Mail Scans for Secure Ports?

Hi,

 

no, only plain IMAP POP and SMTP are supported as F-Secure is filtering on port level. Just turn ES off.

 

Filtering on SSL-Level would require to either break email security (like a man-in-the-middle attack) to get access to the mail (which you would not like) or a different agent inside the mail-programm, that would allow checking the mails AFTER they have been decrypted and stored in the mailbox file (MBX)

 

As these agents would not only differ between different programs but also between different versions it is very difficult to maintain those.

 

Nevertheless the future is open and maybe we see am agent for the main mail-programms.

 

BR

Hi,

yes, basically ALL vendors have the same problem. Detecting malware inside an encryted stream is not possible in general (unless you do a kind of man-in-the middle-attack).

 

Some mail programs have an interface (like thunderbird) that you can use to call an antivirus whenever you touch an attachment. But they just store the file on the HDD and scan it using commandline parameters. With realtime scanning active this is already done in the moment the attachement is stored on the HDD automatically. So, yes, F-Secure protects you from regardless of the e-mail client and protocol you use. Not while you receive but when you start reading it. In any case this is early enough to protect you from any unwantanted activity. You would not want to sacrifice encryption for beeing able to detect in-stream!

 

Unfortunately the F-Secure SPAM markers also get set "in-stream", so that is a functionality that you loose. OTOH your ISP should be able to detect SPAM and there are lots of Anti-Spam plugins for mailclients available that do a good job.

 

Hoep this explains the situation.

---

@MJ-perComp wrote:

Hi,

yes, basically ALL vendors have the same problem. Detecting malware inside an encryted stream is not possible in general (unless you do a kind of man-in-the middle-attack).

 

Some mail programs have an interface (like thunderbird) that you can use to call an antivirus whenever you touch an attachment. But they just store the file on the HDD and scan it using commandline parameters. With realtime scanning active this is already done in the moment the attachement is stored on the HDD automatically. So, yes, F-Secure protects you from regardless of the e-mail client and protocol you use. Not while you receive but when you start reading it. In any case this is early enough to protect you from any unwantanted activity. You would not want to sacrifice encryption for beeing able to detect in-stream!

 

Unfortunately the F-Secure SPAM markers also get set "in-stream", so that is a functionality that you loose. OTOH your ISP should be able to detect SPAM and there are lots of Anti-Spam plugins for mailclients available that do a good job.

 

Hoep this explains the situation.

---

Is there a contradiction? Or is realtime scanning working both on storing an attachment, and on start reading it?

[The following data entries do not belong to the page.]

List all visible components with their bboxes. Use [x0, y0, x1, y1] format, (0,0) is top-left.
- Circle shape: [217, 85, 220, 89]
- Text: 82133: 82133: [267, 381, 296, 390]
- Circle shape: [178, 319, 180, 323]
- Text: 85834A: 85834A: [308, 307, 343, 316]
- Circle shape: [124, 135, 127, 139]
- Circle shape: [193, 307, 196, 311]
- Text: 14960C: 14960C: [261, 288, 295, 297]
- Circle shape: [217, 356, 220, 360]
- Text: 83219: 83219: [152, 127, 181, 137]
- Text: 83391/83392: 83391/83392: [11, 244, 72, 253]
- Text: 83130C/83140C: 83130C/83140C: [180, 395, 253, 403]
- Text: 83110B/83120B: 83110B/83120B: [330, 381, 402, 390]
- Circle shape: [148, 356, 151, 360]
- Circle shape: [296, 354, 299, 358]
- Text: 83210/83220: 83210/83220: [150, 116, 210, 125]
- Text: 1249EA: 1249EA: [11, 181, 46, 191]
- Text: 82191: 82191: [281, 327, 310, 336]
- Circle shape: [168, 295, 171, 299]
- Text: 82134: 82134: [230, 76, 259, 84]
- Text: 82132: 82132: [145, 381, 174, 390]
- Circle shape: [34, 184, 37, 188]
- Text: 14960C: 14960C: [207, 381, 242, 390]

Thanks for the quick reply. The contradiction I saw was in the words "not while you receive it but while you start reading...". I guess I interpreted receive as including storing it. Glad it checks too when storing it. It triggers another question, why would I use the email shield if the message? / attachment? Is checked anyway while storing it. I will check the test suite as soon as I have my laptop working again.